The National Chicken Council (NCC) lauded the amendment’s inclusion.
“NCC and our members recognize that sequestration presents significant challenges that require USDA and all other federal government agencies to make difficult decisions to prioritize resources,” said NCC President Mike Brown. “But cutting an essential, legally mandated program such as food safety inspection is not the way to address the government’s budget deficit. Senators Pryor, Blunt, Coons, Carper, and Senate Appropriations Committee Chairman Mikulski and Ranking Member Shelby, are to be commended for their bipartisan leadership and their work to avoid this potential crisis.”

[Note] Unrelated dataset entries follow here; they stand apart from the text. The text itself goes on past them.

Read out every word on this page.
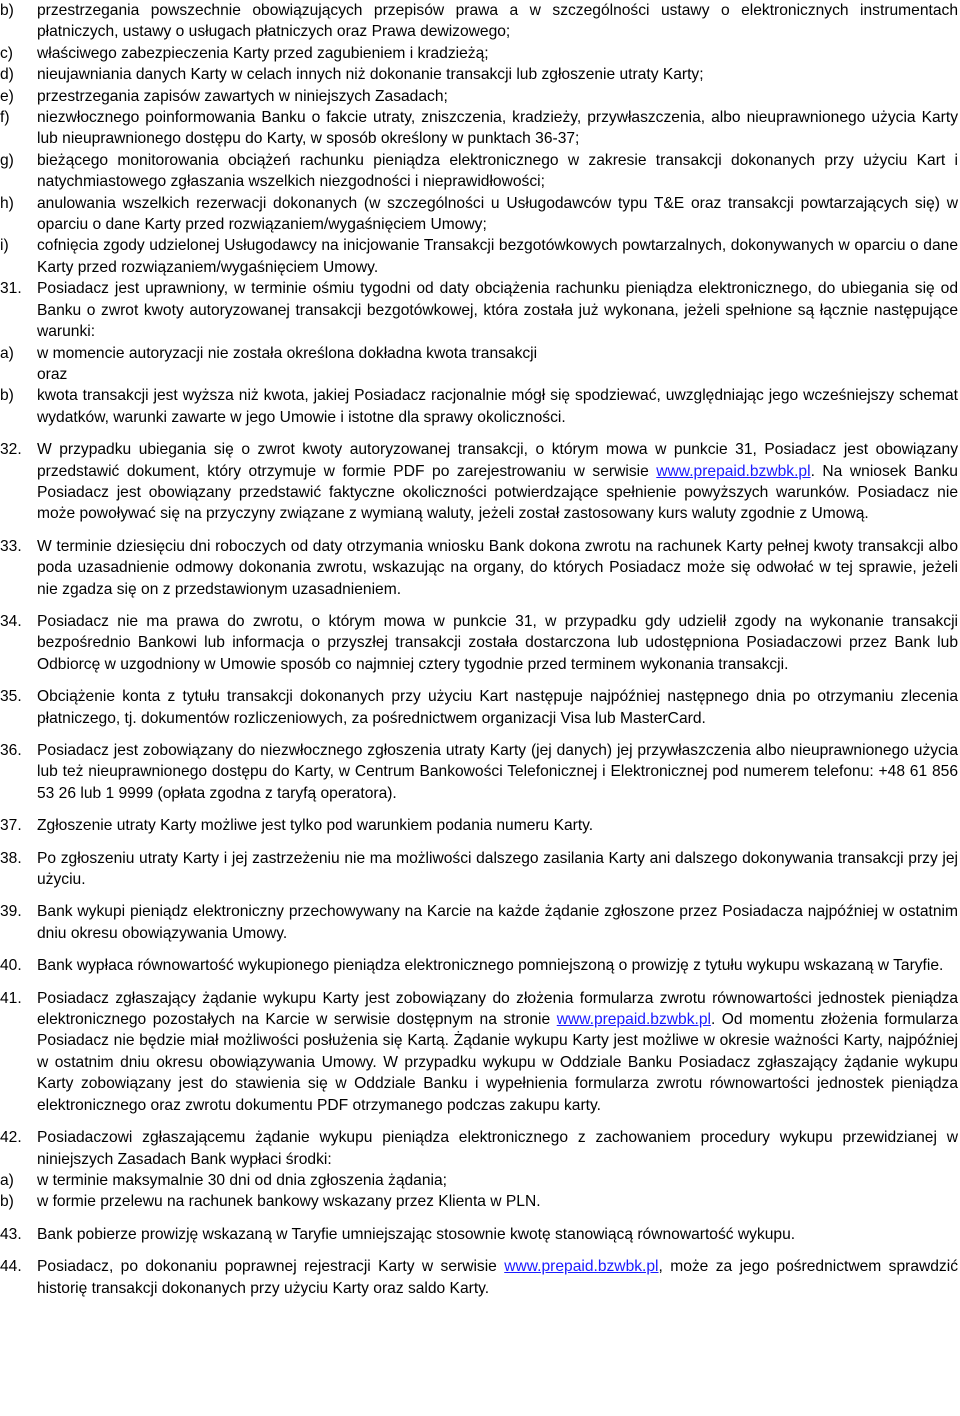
b)	przestrzegania powszechnie obowiązujących przepisów prawa a w szczególności ustawy o elektronicznych instrumentach płatniczych, ustawy o usługach płatniczych oraz Prawa dewizowego;
c)	właściwego zabezpieczenia Karty przed zagubieniem i kradzieżą;
d)	nieujawniania danych Karty w celach innych niż dokonanie transakcji lub zgłoszenie utraty Karty;
e)	przestrzegania zapisów zawartych w niniejszych Zasadach;
f)	niezwłocznego poinformowania Banku o fakcie utraty, zniszczenia, kradzieży, przywłaszczenia, albo nieuprawnionego użycia Karty lub nieuprawnionego dostępu do Karty, w sposób określony w punktach 36-37;
g)	bieżącego monitorowania obciążeń rachunku pieniądza elektronicznego w zakresie transakcji dokonanych przy użyciu Kart i natychmiastowego zgłaszania wszelkich niezgodności i nieprawidłowości;
h)	anulowania wszelkich rezerwacji dokonanych (w szczególności u Usługodawców typu T&E oraz transakcji powtarzających się) w oparciu o dane Karty przed rozwiązaniem/wygaśnięciem Umowy;
i)	cofnięcia zgody udzielonej Usługodawcy na inicjowanie Transakcji bezgotówkowych powtarzalnych, dokonywanych w oparciu o dane Karty przed rozwiązaniem/wygaśnięciem Umowy.
31. Posiadacz jest uprawniony, w terminie ośmiu tygodni od daty obciążenia rachunku pieniądza elektronicznego, do ubiegania się od Banku o zwrot kwoty autoryzowanej transakcji bezgotówkowej, która została już wykonana, jeżeli spełnione są łącznie następujące warunki:
a)	w momencie autoryzacji nie została określona dokładna kwota transakcji
oraz
b)	kwota transakcji jest wyższa niż kwota, jakiej Posiadacz racjonalnie mógł się spodziewać, uwzględniając jego wcześniejszy schemat wydatków, warunki zawarte w jego Umowie i istotne dla sprawy okoliczności.
32. W przypadku ubiegania się o zwrot kwoty autoryzowanej transakcji, o którym mowa w punkcie 31, Posiadacz jest obowiązany przedstawić dokument, który otrzymuje w formie PDF po zarejestrowaniu w serwisie www.prepaid.bzwbk.pl. Na wniosek Banku Posiadacz jest obowiązany przedstawić faktyczne okoliczności potwierdzające spełnienie powyższych warunków. Posiadacz nie może powoływać się na przyczyny związane z wymianą waluty, jeżeli został zastosowany kurs waluty zgodnie z Umową.
33. W terminie dziesięciu dni roboczych od daty otrzymania wniosku Bank dokona zwrotu na rachunek Karty pełnej kwoty transakcji albo poda uzasadnienie odmowy dokonania zwrotu, wskazując na organy, do których Posiadacz może się odwołać w tej sprawie, jeżeli nie zgadza się on z przedstawionym uzasadnieniem.
34. Posiadacz nie ma prawa do zwrotu, o którym mowa w punkcie 31, w przypadku gdy udzielił zgody na wykonanie transakcji bezpośrednio Bankowi lub informacja o przyszłej transakcji została dostarczona lub udostępniona Posiadaczowi przez Bank lub Odbiorcę w uzgodniony w Umowie sposób co najmniej cztery tygodnie przed terminem wykonania transakcji.
35. Obciążenie konta z tytułu transakcji dokonanych przy użyciu Kart następuje najpóźniej następnego dnia po otrzymaniu zlecenia płatniczego, tj. dokumentów rozliczeniowych, za pośrednictwem organizacji Visa lub MasterCard.
36. Posiadacz jest zobowiązany do niezwłocznego zgłoszenia utraty Karty (jej danych) jej przywłaszczenia albo nieuprawnionego użycia lub też nieuprawnionego dostępu do Karty, w Centrum Bankowości Telefonicznej i Elektronicznej pod numerem telefonu: +48 61 856 53 26 lub 1 9999 (opłata zgodna z taryfą operatora).
37. Zgłoszenie utraty Karty możliwe jest tylko pod warunkiem podania numeru Karty.
38. Po zgłoszeniu utraty Karty i jej zastrzeżeniu nie ma możliwości dalszego zasilania Karty ani dalszego dokonywania transakcji przy jej użyciu.
39. Bank wykupi pieniądz elektroniczny przechowywany na Karcie na każde żądanie zgłoszone przez Posiadacza najpóźniej w ostatnim dniu okresu obowiązywania Umowy.
40. Bank wypłaca równowartość wykupionego pieniądza elektronicznego pomniejszoną o prowizję z tytułu wykupu wskazaną w Taryfie.
41. Posiadacz zgłaszający żądanie wykupu Karty jest zobowiązany do złożenia formularza zwrotu równowartości jednostek pieniądza elektronicznego pozostałych na Karcie w serwisie dostępnym na stronie www.prepaid.bzwbk.pl. Od momentu złożenia formularza Posiadacz nie będzie miał możliwości posłużenia się Kartą. Żądanie wykupu Karty jest możliwe w okresie ważności Karty, najpóźniej w ostatnim dniu okresu obowiązywania Umowy. W przypadku wykupu w Oddziale Banku Posiadacz zgłaszający żądanie wykupu Karty zobowiązany jest do stawienia się w Oddziale Banku i wypełnienia formularza zwrotu równowartości jednostek pieniądza elektronicznego oraz zwrotu dokumentu PDF otrzymanego podczas zakupu karty.
42. Posiadaczowi zgłaszającemu żądanie wykupu pieniądza elektronicznego z zachowaniem procedury wykupu przewidzianej w niniejszych Zasadach Bank wypłaci środki:
a)	w terminie maksymalnie 30 dni od dnia zgłoszenia żądania;
b)	w formie przelewu na rachunek bankowy wskazany przez Klienta w PLN.
43. Bank pobierze prowizję wskazaną w Taryfie umniejszając stosownie kwotę stanowiącą równowartość wykupu.
44. Posiadacz, po dokonaniu poprawnej rejestracji Karty w serwisie www.prepaid.bzwbk.pl, może za jego pośrednictwem sprawdzić historię transakcji dokonanych przy użyciu Karty oraz saldo Karty.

“This is a victory that will ensure the federal government can continue to meet its core duties, protect jobs, maintain exports, prevent harm to Rural America and help keep food affordable for all Americans,” Brown continued. “I urge the House to promptly pass the bill that came out of the Senate, and I look forward to the president’s signature thereafter.”
Through this process, NCC has contended that furloughing FSIS inspectors would be inconsistent with the mandates of the Federal Meat Inspection Act, the Poultry Products Inspection Act and the Egg Products Inspection Act, which prohibit the production, processing, or interstate distribution of meat, poultry and egg products without federal inspection.
“The amendment that passed today puts a fine point on the requirements of these mandates,” Brown added.
The $55 million in funding provided in the bill will not exempt FSIS from sequester cuts, but will put additional funding back into the account in order to try to prevent furloughs of front line food safety inspectors. It provides the administration with the flexibility to ensure “essential” federal employees continue to provide vital services, including meat and poultry inspection.
The funding is offset by decreasing accounts that were increased above the FY12 level in the Omnibus bill, including USDA’s Building and Facilities account. These offsets will not negatively impact USDA.
Last month, NCC and almost 40 other meat, poultry, food and grocery manufacturing and restaurant associations sent a letter to Agriculture Secretary Tom Vilsack urging that the department deem USDA food safety inspectors essential employees in the wake of any budget cuts.